Direct challenges to government actions at the TikTok lawsuit’s scale are few and far in between. Some courts have expressed skepticism at alleged national security concerns invoked by the government in the absence of direct evidence of potential harm. In New York Times Co. v. United States, a federal judge found that the publication could publish the then-classified Pentagon Papers, which detailed America’s political and military involvement in Vietnam, without censorship or punishment from the government. The court concluded that “the word ‘security’ is a broad, vague generatality whose contours should not be invoked to abrogate the fundamental law embodied by the First Amendment.”

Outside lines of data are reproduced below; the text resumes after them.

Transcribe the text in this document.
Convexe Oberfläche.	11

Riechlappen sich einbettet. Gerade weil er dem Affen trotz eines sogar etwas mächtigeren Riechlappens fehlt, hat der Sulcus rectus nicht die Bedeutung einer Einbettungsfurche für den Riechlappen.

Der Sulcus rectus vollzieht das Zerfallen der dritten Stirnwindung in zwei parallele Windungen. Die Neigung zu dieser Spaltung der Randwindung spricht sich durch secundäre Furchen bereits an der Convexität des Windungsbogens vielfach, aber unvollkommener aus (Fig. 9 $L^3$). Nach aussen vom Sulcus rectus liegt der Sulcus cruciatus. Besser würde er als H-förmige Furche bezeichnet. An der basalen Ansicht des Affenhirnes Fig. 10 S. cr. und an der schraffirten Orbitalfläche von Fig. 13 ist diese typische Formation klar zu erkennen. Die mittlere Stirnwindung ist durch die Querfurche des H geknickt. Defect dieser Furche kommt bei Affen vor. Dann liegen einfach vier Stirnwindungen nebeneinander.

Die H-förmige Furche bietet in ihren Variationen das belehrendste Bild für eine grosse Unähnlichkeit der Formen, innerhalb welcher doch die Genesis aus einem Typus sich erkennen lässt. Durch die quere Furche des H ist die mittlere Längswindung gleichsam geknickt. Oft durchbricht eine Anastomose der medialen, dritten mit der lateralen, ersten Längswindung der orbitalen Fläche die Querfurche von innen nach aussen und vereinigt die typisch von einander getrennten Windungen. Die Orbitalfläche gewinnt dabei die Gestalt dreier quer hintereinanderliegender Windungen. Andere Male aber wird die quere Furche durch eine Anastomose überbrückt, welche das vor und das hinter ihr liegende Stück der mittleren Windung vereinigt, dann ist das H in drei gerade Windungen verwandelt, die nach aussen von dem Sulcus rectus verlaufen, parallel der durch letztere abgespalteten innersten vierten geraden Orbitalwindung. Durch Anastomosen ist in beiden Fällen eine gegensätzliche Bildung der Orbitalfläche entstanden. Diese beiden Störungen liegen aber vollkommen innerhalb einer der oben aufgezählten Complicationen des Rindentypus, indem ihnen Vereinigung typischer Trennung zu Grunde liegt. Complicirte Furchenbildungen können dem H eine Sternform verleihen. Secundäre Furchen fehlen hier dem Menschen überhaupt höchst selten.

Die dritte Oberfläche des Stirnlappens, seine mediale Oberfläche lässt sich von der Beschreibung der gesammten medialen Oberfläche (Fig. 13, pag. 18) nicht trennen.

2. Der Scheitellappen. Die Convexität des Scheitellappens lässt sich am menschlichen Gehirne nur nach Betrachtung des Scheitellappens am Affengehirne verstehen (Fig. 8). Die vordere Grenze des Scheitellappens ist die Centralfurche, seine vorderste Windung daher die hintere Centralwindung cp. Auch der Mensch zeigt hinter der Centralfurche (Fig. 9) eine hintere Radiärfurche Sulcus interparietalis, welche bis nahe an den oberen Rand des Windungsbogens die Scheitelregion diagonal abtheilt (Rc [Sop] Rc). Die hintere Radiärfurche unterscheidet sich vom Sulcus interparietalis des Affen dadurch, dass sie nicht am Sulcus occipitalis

In another case finding that free speech rights aren’t subordinate to national security concerns, the U.S. Supreme Court rejected a law delaying mail that contained communist political proganda. The upshot of that ruling was that Americans are within their rights to consume foreign propaganda.
Other courts have deferred to the government when national security is at stake. In 2020, the government helped convince a federal appeals court to overturn a ruling against Qualcomm that would’ve forced it to overhaul its licensing business for violating antitrust laws. A three-judge panel of the 9th U.S. Circuit Court of Appeals preserved Qualcomm’s monopoly in the mobile chip market, finding the company has no duty to license its patents to rivals.
In that case, the Department of Justice stepped in at the eleventh hour to oppose the FTC on the grounds that any fix weakening Qualcomm’s position in the burgeoning 5G market threatened national security since it competes against Huawei, a Chinese-owned firm that sells smartphones and other gear that make up the backbone of the telecom network. The intervention by prosecutors directly undercut regulators’ most momentous enforcement victory in decades.
“China would likely compete robustly to fill any void left by Qualcomm should Qualcomm’s ability to invest and innovate be diminished,” stated Ellen Lord, then the under secretary of defense, in a court declaration. “Participation and leadership in 5G standard setting is a zero-sum game — if the United States does not lead, an aggressive, eager China will set standards to accommodate its own wishes.”
Antitrust concerns also come into play with the proposed sale of TikTok. With a price tag in the billions of dollars, the only firms that can afford to buy the company would likely present competition issues to regulators. The Federal Trade Commission or Department of Justice would almost certainly sue to block any social media firm that buys TikTok.
Other concerns with the law include the creation of a mechanism by which the White House can target other entities deemed to be a national security threat. In those instances, the president is required to issue a report describing the specific concerns justifying the ban. Some critics have posited that foreign news sites, such as The Guardian or Qatari-funded Al Jazeera, could be targeted by future administrations.